At the same time, however, internet access is often heavily subsidised in developing countries, so this means that people are increasingly performing significant parts of their everyday lives online. In the process, they’re generating a large amount of standardised and structured data. These data are highly accessible, and constantly expanding – so they have enormous potential for being transformed and incorporated into the evidence base of regulation and policymaking. So far, however, this potential has remained largely untapped. And my aim is to find out how we might go about harnessing this potential – using digital data and methods to widen the evidence base for policymaking.

So how exactly are people in Vietnam using the internet when it comes to T&CM?

The content and the activities, much of which take place via public Facebook groups and pages, are as diverse as the traditions of non-biomedical therapy themselves. These activities range from sharing family medical recipes; discussing the medicinal properties of indigenous plants, and buying and selling these plants; through to crowdsourcing the diagnosis of disease via photos and videos.

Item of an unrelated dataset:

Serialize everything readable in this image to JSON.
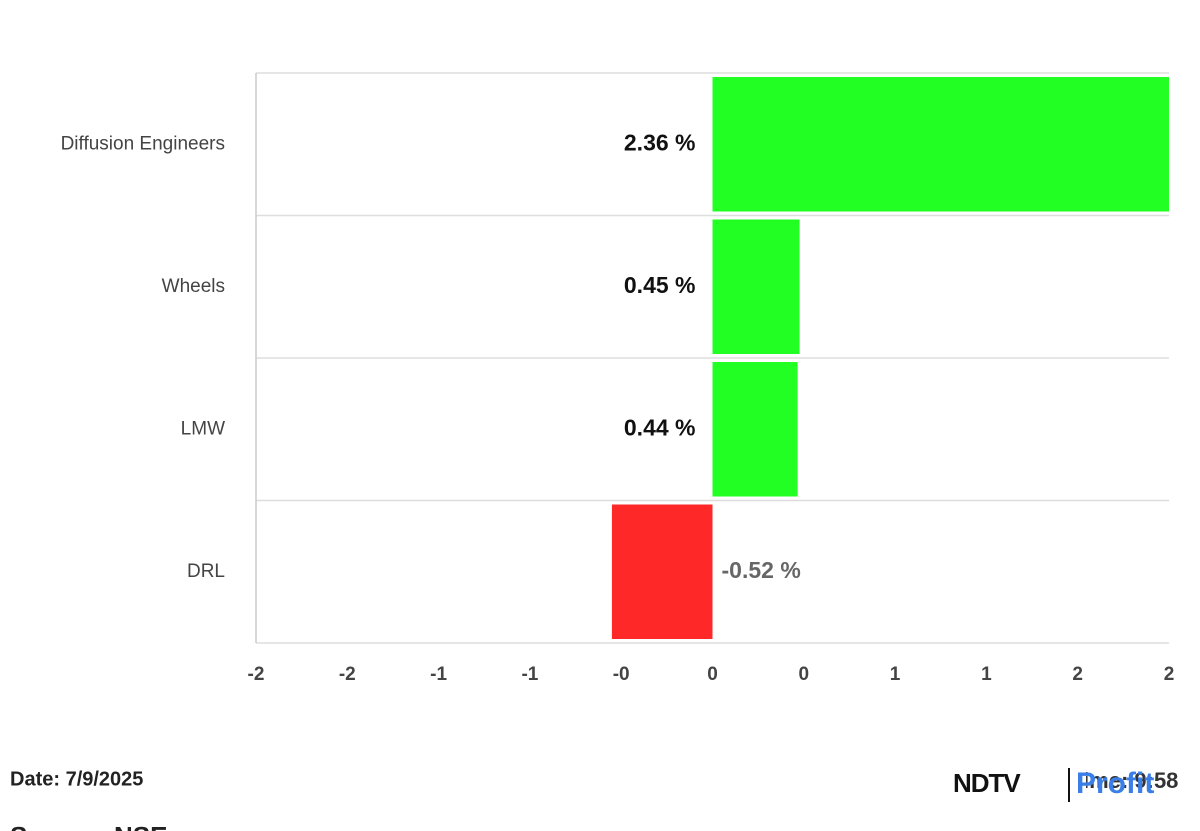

People use Facebook to advocate for traditional alternatives to unaffordable biomedicine; in some cases it’s even being used to create cult followings for miracle doctors. We might think of these online social networks are constituting an emerging health ecology; and it’s an ecology reflects the historical continuities of local and regional socio-cultural realities as much as it conditions health experiences of the local population.

Traditional medical knowledge and skills have often been transferred from generation to generation orally. In the past, this made it difficult to identify qualified practitioners; and it was also hard to systematically monitor popular discourses surrounding quality, safety, and efficacy. But the internet has opened up exciting new opportunities here: the large-scale propagation of traditional medical knowledge and practices via the internet means that, to a really unprecedented degree, we have the capacity to expand the global knowledge base about indigenous therapeutic traditions and practices. And this is especially important in the context of resource-poor countries, where there is a continuing lack of robust knowledge databases, frequent national surveys, and national research centres. Here, harnessing digital methods to incorporate big data into health policy determination opens up a whole new venue of evidence for informed policymaking.

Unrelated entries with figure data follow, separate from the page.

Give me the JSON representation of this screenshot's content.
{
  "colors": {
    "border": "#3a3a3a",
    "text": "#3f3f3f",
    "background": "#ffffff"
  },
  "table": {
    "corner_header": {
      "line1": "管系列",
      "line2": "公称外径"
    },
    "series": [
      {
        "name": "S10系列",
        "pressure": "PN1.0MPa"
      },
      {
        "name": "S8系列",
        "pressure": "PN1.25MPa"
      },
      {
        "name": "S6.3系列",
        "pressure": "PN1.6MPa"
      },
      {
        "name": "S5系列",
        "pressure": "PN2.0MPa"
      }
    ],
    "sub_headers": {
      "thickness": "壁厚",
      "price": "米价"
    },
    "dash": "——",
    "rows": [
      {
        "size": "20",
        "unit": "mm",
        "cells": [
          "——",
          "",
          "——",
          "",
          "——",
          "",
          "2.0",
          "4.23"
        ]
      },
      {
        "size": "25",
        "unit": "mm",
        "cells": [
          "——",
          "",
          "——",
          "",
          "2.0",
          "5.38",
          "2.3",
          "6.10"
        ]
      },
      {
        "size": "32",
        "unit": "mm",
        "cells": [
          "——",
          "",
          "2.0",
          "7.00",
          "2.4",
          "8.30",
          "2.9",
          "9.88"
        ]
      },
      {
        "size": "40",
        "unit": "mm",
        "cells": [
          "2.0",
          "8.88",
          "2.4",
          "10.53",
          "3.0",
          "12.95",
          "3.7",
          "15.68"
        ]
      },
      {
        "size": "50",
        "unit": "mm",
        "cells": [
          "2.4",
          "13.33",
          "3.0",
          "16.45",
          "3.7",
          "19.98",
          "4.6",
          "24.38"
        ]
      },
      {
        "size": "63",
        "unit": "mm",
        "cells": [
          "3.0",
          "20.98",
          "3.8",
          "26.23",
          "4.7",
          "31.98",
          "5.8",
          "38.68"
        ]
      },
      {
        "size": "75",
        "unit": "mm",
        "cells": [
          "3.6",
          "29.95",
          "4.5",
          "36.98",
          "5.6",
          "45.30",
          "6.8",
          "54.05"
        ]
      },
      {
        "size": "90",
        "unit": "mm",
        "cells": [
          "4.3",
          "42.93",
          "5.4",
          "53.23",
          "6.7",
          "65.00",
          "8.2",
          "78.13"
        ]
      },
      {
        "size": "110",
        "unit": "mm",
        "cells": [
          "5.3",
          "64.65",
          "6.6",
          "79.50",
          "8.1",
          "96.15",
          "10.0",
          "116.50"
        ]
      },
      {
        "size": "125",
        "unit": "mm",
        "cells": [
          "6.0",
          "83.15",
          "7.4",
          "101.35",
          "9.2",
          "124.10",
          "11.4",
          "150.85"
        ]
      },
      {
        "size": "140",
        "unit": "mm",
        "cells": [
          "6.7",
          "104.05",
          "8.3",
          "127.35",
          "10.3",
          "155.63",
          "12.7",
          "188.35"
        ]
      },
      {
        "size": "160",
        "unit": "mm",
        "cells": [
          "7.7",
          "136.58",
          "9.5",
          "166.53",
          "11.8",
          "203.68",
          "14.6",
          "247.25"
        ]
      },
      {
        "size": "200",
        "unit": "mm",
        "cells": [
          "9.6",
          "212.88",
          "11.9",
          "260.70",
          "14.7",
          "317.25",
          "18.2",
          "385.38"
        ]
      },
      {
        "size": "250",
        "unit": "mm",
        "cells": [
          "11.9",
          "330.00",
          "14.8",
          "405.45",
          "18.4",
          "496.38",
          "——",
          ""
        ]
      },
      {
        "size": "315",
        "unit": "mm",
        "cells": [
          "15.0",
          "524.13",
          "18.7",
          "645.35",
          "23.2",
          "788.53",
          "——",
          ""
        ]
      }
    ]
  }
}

About the Yale Fox International Fellowship:

The Fox International Fellowship is a graduate student exchange program between Yale and 20 world-renowned partner universities. One Fox International Fellow is selected from each partner university each year. Doctoral students, graduating masters students, or graduating seniors can apply to this fellowship. The award includes round-trip travel, accommodation in rental housing provided by the Fox Program, visa assistance, health insurance and a US$1,400 per-month stipend in addition to any existing scholarships or funds that the fellow is entitled to.

Fox International Fellows are expected to report on their progress and activities throughout the year and are often asked to present their research. Fellows also produce a Policy in Practice brief that translates their research into a digestible written piece for relevant stakeholders.

About Dang Nguyen:

Dang Nguyen is a second-year PhD candidate in the School of Historical and Philosophical Studies (SHAPS) at the University of Melbourne. She is working under the supervision of Associate Professor Michael Arnold (SHAPS) and Associate Professor Richard Chenhall (MSPGH).

Her PhD project investigates the performance of non-biomedical knowledge on the internet. The aim is to understand how digital technologies influence the propagation of knowledge that exists in the margin of scientific knowledge, and how these technologies are transforming non-biomedical cultures as living practices.